To this end, the goal of this Research Topic was to highlight the phenotypic heterogeneity of tissue-resident and peripheral myeloid populations and characterize the pathways that a) are dysregulated in chronic human inflammatory diseases and b) may have predictive value in distinguishing disease phenotypes. Our collection includes 4 primary research articles that touch on the heterogeneity and functionalities of myeloid cells in severe burn, chronic obstructive pulmonary disease (COPD), sepsis and Mycobacterium tuberculosis infection.

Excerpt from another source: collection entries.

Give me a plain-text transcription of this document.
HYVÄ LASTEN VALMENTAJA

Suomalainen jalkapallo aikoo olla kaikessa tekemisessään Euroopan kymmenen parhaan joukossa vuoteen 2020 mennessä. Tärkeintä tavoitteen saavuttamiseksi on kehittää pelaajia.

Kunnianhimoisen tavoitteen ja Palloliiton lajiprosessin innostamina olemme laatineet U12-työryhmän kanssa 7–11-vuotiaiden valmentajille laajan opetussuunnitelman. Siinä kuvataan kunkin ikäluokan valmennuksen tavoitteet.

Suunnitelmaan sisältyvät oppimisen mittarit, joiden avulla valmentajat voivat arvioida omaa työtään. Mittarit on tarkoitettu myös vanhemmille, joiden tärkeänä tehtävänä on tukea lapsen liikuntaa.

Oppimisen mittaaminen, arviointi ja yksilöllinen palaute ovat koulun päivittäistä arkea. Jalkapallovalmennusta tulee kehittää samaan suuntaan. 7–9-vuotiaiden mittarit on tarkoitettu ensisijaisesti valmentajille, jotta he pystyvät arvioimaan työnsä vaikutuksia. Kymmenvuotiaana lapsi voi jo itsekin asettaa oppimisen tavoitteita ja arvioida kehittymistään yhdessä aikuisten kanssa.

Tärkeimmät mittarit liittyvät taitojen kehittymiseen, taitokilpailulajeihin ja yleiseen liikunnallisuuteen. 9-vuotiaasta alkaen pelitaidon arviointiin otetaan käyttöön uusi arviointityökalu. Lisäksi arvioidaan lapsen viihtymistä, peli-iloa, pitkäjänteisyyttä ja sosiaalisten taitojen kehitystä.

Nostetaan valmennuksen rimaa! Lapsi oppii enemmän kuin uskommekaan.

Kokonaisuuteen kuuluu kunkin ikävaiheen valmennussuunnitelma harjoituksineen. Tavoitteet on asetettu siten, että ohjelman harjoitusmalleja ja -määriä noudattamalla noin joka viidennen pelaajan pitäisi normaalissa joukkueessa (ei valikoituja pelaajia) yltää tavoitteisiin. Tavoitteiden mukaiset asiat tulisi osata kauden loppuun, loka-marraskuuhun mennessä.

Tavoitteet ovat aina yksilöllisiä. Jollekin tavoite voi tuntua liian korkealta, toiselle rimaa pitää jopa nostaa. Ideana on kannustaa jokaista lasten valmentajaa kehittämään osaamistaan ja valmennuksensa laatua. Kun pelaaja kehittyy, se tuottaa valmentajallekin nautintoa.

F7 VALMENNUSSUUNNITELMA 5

Circulating neutrophils are an understudied immune population despite their high abundance in the peripheral blood and their involvement in systemic diseases, such as sepsis and severe burns. Huang et al. analyzed the transcriptional landscape of circulating neutrophils from early-stage severe burn patients and discovered distinct subgroups with functional differences. The authors described the upregulated degranulation and metabolic dysregulation and observed time-dependent patterns of activation, suggesting a role for neutrophils in early stages of severe burn. These findings are in line with Velásquez et al. who followed up the frequencies and gene expression profiles of blood CD15⁺ cells to distinguish systemic inflammatory response syndrome from sepsis patients in the intensive care unit. The presence of immature neutrophil populations (promyelocytes, myelocytes) defined the clinical picture in sepsis patients, a finding that was reflected by the elevation of azurophilic, specific and gelatinase-containing granule gene expression. Together, the data speak for the significance of neutrophil gene signatures as predictive biomarkers in systemic inflammatory diseases.

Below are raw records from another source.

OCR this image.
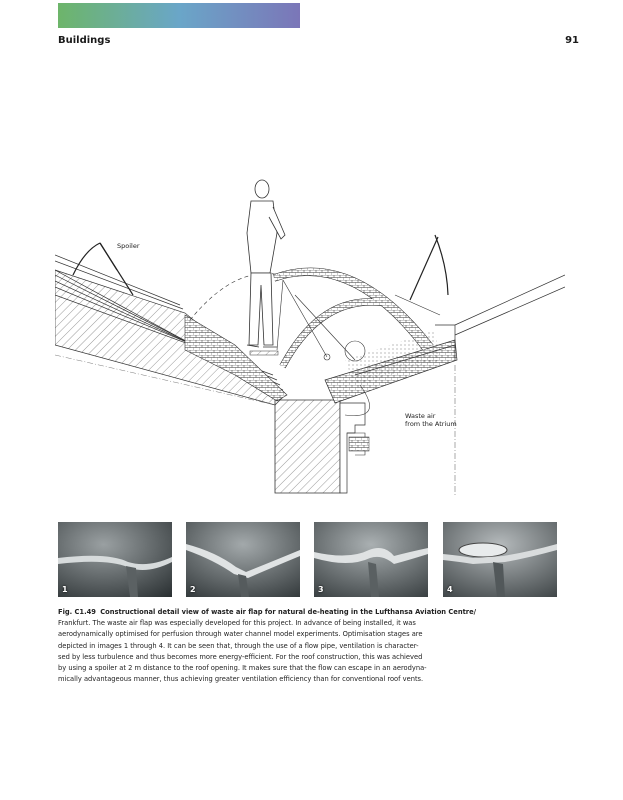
Buildings	91
Spoiler
Waste air
from the Atrium
1	2	3	4
Fig. C1.49 Constructional detail view of waste air flap for natural de-heating in the Lufthansa Aviation Centre/
Frankfurt. The waste air flap was especially developed for this project. In advance of being installed, it was
aerodynamically optimised for perfusion through water channel model experiments. Optimisation stages are
depicted in images 1 through 4. It can be seen that, through the use of a flow pipe, ventilation is character-
sed by less turbulence and thus becomes more energy-efficient. For the roof construction, this was achieved
by using a spoiler at 2 m distance to the roof opening. It makes sure that the flow can escape in an aerodyna-
mically advantageous manner, thus achieving greater ventilation efficiency than for conventional roof vents.
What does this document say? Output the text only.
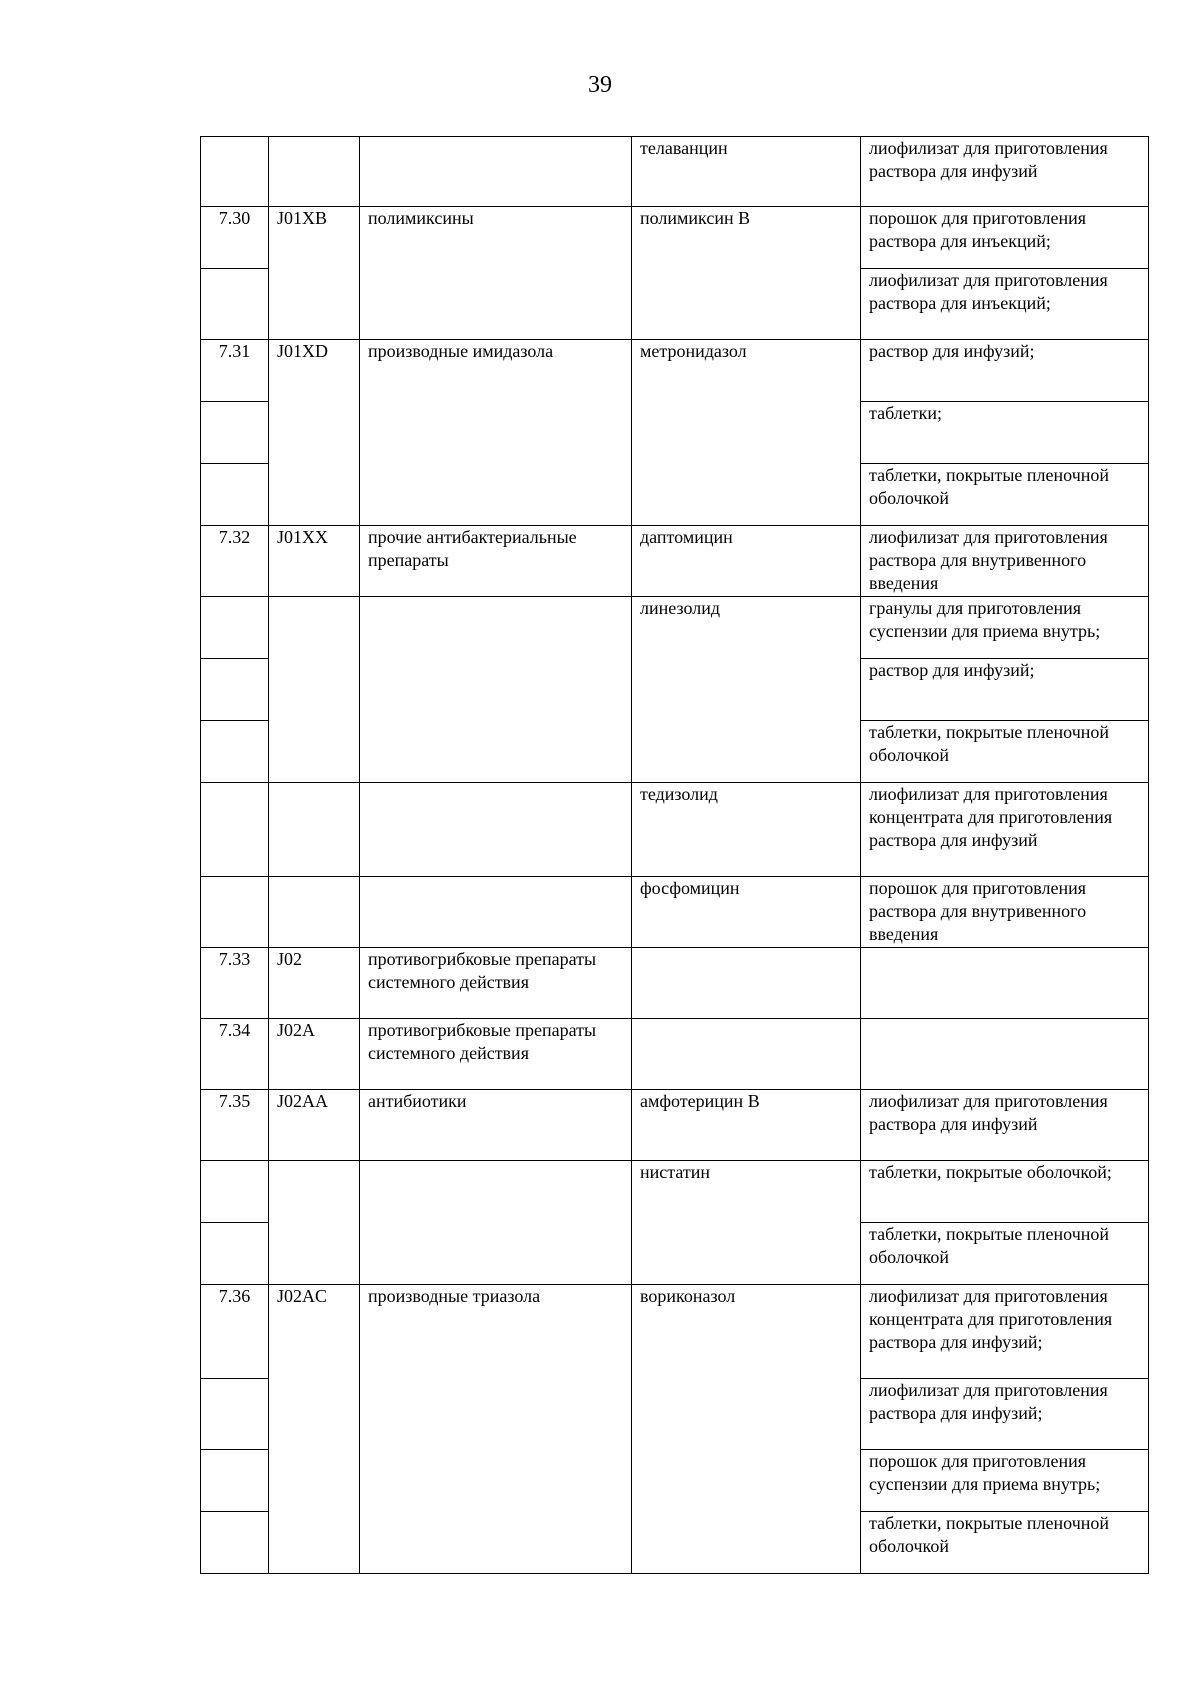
39
			телаванцин	лиофилизат для приготовления раствора для инфузий
7.30	J01XB	полимиксины	полимиксин В	порошок для приготовления раствора для инъекций;
				лиофилизат для приготовления раствора для инъекций;
7.31	J01XD	производные имидазола	метронидазол	раствор для инфузий;
				таблетки;
				таблетки, покрытые пленочной оболочкой
7.32	J01XX	прочие антибактериальные препараты	даптомицин	лиофилизат для приготовления раствора для внутривенного введения
			линезолид	гранулы для приготовления суспензии для приема внутрь;
				раствор для инфузий;
				таблетки, покрытые пленочной оболочкой
			тедизолид	лиофилизат для приготовления концентрата для приготовления раствора для инфузий
			фосфомицин	порошок для приготовления раствора для внутривенного введения
7.33	J02	противогрибковые препараты системного действия		
7.34	J02A	противогрибковые препараты системного действия		
7.35	J02AA	антибиотики	амфотерицин В	лиофилизат для приготовления раствора для инфузий
			нистатин	таблетки, покрытые оболочкой;
				таблетки, покрытые пленочной оболочкой
7.36	J02AC	производные триазола	вориконазол	лиофилизат для приготовления концентрата для приготовления раствора для инфузий;
				лиофилизат для приготовления раствора для инфузий;
				порошок для приготовления суспензии для приема внутрь;
				таблетки, покрытые пленочной оболочкой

Lung macrophage populations play a pivotal role in mounting immune responses against invading pathogens and irritants, such as cigarette smoke. In our collection, Magoulopoulou et al. and Baßler et al. contributed two exciting stories about the transcriptional remodeling of these myeloid cells in infection and COPD. Using spatial transcriptomics technologies and a 33-gene set, Magoulopoulou et al. demonstrated that inflammatory macrophages are located at subcellular distance to Mycobacterium tuberculosis bacilli, reminiscent of infected populations, whereas non-infected cells were enriched in antigen presentation and T cell-related transcripts at later time points. The results reveal differences in spatial distribution between infected macrophage populations and T cells, as well as time-dependent induction of antigen presentation and adaptive immunity programs in tuberculosis. Lastly, Bassler et al. assessed the population structure of alveolar macrophages in COPD, a progressive obstructive and inflammatory condition of the small airways, with single-cell transcriptomics. They showed that macrophages from COPD patients decrease antigen presentation capacity and chemotaxis, accumulate cholesteryl esters and undergo mitochondrial dysfunction, reminiscent of impaired immune activation. Cell-cell communication analysis predicted that TGF-β is a major upstream regulator of transcriptional changes. Both articles highlight the high degree of macrophage plasticity in infection and chronic inflammatory diseases and suggest that further work is required to better understand the relationship between their functions and the exact localization in their microenvironment.

In conclusion, our Research Topic aimed to shed light on the transcriptomic diversity of myeloid populations and provide evidence of gene expression profiles that may serve as biomarkers for human inflammatory diseases. Indeed, the included work studied the functions of blood neutrophil subgroups and their gene signatures in severe burn and sepsis, while making a case about the relevance of tissue localization in shaping macrophage responses in tuberculosis and the complex transcriptional remodeling in macrophages from human restrictive lung disease.